Ein besonderer Platz in der Geschichte ist Angela Merkel sicher
Der obigen, auf den ersten Blick etwas verwirrenden Beschreibung von Schutzgebenden und Schutznehmenden würde man nur zu gerne lediglich Humoristisches abgewinnen. Leider macht dies unsere „gelebte“ Schutzkultur nicht möglich. Zu viele Tote gibt es dafür bereits. Die Zahl der Ermordeten, die wir als Ergebnis dieser sehr speziellen Philanthropie-Kultur dereinst eigentlich verzeichnen müßten, wird zudem von Jahr zu Jahr wachsen. Beruhigend ist, daß wir dank unserer halluzinatorischen Verdrängungskultur, ich verbessere, dank dieser Freundliches-Gesicht-Zeige- und Bürger-nicht-Verunsicherungs-Kultur die entsprechenden genauen Zahlen vermutlich nie im Leben erfahren werden.
Sicher können wir allerdings sein: Um all der Toten, dieser sehr bedauerlichen Randerscheinung einer eigentlich höchst wünschenswerten Entwicklung, interkulturell-sensibel gerecht werden zu können, werden maßgebliche Vertreter unserer politischen Kultur und sonstige „Kulturschaffende“ intensiv daran arbeiten, als Teil unserer Willkommenskultur eine neue Opferkultur zu entwickeln, um diese dann zu inkulturieren.
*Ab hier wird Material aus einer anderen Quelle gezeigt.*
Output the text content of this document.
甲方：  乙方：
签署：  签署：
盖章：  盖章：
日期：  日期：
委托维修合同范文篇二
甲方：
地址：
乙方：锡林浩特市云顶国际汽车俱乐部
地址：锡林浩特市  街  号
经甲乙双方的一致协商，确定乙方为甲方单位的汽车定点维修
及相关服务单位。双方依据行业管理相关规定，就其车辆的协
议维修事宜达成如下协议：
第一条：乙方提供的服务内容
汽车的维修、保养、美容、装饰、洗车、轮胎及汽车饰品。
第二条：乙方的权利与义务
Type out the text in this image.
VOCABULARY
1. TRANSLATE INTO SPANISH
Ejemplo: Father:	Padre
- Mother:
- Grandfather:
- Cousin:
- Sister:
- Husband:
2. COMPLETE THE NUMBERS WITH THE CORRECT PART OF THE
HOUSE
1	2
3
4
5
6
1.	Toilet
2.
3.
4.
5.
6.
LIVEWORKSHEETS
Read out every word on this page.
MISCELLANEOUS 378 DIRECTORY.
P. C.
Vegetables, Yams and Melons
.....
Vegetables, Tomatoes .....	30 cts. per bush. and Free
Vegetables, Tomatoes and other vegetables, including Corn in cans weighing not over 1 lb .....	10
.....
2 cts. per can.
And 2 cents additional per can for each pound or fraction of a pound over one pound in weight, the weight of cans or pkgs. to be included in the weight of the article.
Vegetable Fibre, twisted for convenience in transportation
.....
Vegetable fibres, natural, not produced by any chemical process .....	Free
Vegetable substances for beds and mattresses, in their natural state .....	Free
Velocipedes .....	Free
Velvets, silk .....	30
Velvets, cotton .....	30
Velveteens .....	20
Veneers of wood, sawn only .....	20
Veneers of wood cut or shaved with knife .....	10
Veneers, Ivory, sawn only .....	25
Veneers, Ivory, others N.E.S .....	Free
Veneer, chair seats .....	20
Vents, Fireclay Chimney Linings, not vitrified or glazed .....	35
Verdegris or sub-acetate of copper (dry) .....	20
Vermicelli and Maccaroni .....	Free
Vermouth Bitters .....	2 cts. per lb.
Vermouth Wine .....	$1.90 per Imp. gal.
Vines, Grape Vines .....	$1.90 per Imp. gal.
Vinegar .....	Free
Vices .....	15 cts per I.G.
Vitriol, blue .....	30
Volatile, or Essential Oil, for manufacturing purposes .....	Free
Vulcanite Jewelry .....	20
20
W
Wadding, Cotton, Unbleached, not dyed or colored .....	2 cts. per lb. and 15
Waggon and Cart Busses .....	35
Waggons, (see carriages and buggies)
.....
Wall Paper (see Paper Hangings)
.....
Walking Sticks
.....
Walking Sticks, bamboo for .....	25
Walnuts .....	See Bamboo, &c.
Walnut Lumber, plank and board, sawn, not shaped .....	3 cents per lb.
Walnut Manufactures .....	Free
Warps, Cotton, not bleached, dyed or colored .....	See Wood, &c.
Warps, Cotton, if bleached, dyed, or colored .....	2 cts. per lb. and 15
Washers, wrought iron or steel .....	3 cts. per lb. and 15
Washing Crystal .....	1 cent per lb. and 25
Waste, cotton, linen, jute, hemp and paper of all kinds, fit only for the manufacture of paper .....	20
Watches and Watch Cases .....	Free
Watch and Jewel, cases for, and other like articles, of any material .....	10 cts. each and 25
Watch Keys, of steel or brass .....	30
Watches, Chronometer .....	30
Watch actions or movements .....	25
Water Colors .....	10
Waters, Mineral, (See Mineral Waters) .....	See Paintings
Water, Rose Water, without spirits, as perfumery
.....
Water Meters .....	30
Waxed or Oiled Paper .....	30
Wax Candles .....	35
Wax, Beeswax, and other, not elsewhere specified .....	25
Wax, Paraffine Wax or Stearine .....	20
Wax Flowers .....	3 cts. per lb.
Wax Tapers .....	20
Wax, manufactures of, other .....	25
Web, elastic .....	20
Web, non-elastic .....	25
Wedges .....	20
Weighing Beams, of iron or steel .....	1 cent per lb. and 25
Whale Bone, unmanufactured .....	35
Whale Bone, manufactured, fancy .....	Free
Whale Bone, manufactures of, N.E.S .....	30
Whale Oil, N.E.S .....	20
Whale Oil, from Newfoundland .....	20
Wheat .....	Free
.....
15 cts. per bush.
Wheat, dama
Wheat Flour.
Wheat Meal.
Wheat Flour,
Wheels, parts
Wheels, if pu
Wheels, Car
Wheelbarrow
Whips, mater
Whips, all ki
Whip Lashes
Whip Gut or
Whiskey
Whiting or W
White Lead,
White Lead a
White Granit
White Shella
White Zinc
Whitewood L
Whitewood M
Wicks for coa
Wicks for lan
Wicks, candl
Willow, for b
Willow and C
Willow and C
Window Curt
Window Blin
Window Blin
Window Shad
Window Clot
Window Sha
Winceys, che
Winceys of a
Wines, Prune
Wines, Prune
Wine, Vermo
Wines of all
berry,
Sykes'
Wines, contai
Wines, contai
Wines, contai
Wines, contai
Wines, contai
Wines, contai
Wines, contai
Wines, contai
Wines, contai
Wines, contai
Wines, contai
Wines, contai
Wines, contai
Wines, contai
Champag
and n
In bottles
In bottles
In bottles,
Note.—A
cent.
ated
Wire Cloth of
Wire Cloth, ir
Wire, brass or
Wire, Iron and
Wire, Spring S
Auch dies kann man als Bestandteil des nicht mehr ganz neuen, aber hier neu benannten Kulturfortschritts betrachten.
Unbedingt zu ergänzen ist an dieser Stelle noch: Ein besonderer Platz ist Angela Merkel schon heute in der Geschichte sicher, nicht nur in der Kulturgeschichte.
Auf jeden Fall gilt: Soviel Kultur war noch nie!